The most obvious threats are the outsiders who have been pulled together by Bill Randa (John Goodman), part of an organization called Monarch that has a vested interest in the abnormal. Randa and his colleague Houston Brooks (Corey Hawkins), a geologist whose theories about a Hollow Earth may not be as ludicrous as others in the scientific community believe, convince a local senator, Willis (Richard Jenkins), to allow them to take a military escort to a mysterious island in the South Pacific for a mapping expedition.

Going undetected for years, thanks in part to the perpetual storm clouds that surround it, Skull Island is no ordinary island. Within moments of arriving, the excursion led by Colonel Packard (Samuel L. Jackson), which also includes former British spy turned freelance tracker, James Conrad (Tom Hiddleston), and a war photo journalist, Mason Weaver (Brie Larson), quickly learn that Kong does not care for visitors; especially those bombing his land in the name of science.

While Colonel Packard immediately makes it his personal mission to avenge the soldiers that have fallen at the hands of Kong, it is clear to everyone else that there are even more dangers to worry about on Skull Island than its ape protector.

Continuing the trend of blockbuster reboots of cult monster franchises, a resurgence that started with 2014’s Godzilla, Kong: Skull Island is an entertaining ride that never takes itself too seriously. The film is filled with strong visual effects and the action sequences are quite thrilling. However, the true highlight of the film is John C. Reilly’s turn as Hank Marlow, a World War II fighter pilot who crashed landed on the island 28 years earlier. Reilly brings just the right level of humour and heart to the film. It can be argued that Marlow is a more well-rounded character than Conrad and Weaver combined.
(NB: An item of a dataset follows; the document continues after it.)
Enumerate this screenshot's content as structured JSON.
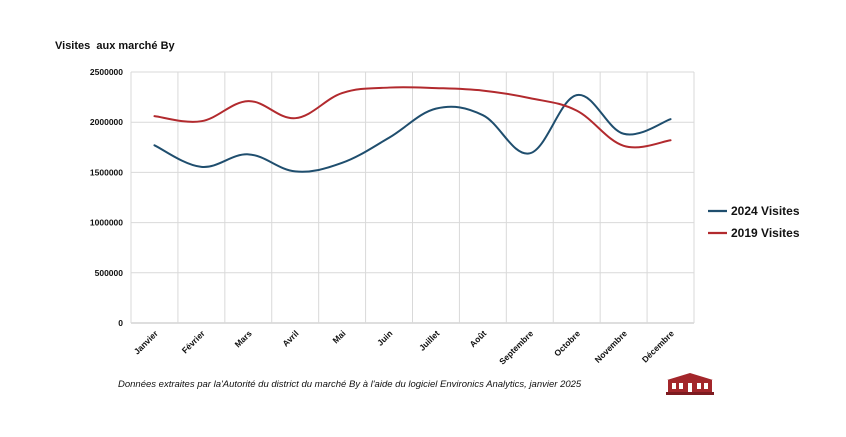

Reilly’s great work also highlights one of the central flaws with the film; there are simply too many characters in the film. Many of the supporting characters are underdeveloped, or serve no other purpose than to be food for whatever giant freak of nature happens to inhabit a given area at the time. This also impacts the chemistry between Hiddleston and Larson’s characters, as we hardly get to know much about them outside of the fact that they can look like cover models in even the harshest of jungle terrains.

While the post-credit sequence hints at an epic monster franchise crossover film down the line, Kong: Skull Island is more than worthy of standing on its own legs. It is an entertaining blockbuster that is worth going ape over.